Non-medical prescribing in now being adopted by advanced-level paramedics in a range of settings (Rovardi, 2019; NHS England, 2018a). These settings include primary care, secondary care, emergency departments and ambulance trusts (Hilton et al, 2019; College of Paramedics (CoP), 2021).

This article in the Prescribing Paramedic series considers some of the unique considerations and challenges that are associated with paramedic prescribing in the context of emergency departments and prehospital settings.

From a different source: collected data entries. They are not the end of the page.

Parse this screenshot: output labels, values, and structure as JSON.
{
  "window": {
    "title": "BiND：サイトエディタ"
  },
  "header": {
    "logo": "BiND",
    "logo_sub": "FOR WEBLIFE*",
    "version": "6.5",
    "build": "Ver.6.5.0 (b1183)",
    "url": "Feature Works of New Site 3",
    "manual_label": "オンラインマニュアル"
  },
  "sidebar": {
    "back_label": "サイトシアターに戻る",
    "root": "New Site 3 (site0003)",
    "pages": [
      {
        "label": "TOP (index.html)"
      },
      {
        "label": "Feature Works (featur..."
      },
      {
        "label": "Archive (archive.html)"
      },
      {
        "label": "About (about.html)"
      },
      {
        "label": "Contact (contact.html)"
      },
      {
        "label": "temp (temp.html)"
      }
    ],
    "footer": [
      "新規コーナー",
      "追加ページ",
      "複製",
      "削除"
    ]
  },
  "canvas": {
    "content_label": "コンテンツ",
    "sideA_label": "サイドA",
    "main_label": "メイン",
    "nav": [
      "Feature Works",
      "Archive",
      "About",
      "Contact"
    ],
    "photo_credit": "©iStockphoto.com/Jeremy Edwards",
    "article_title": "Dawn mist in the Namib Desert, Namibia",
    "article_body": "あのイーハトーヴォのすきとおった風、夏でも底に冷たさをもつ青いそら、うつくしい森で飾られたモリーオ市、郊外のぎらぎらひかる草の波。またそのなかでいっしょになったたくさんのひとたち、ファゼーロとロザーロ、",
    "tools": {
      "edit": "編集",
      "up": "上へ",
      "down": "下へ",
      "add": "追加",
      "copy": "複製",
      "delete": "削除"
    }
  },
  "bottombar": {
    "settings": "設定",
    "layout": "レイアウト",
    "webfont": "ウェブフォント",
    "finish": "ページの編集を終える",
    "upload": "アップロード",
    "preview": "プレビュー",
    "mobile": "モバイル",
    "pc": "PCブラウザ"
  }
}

Within these settings, paramedics undertaking non-medical prescribing may encounter a range of issues and challenges. These include situations where simultaneous prescribing and administration or supply of medication is required, alongside restrictions to the prescribing of controlled drugs, insufficient access to patient records and obtaining medical support (Bedson and Latter 2018; Hilton et al, 2019; Stenner et al, 2019; Clarke 2019).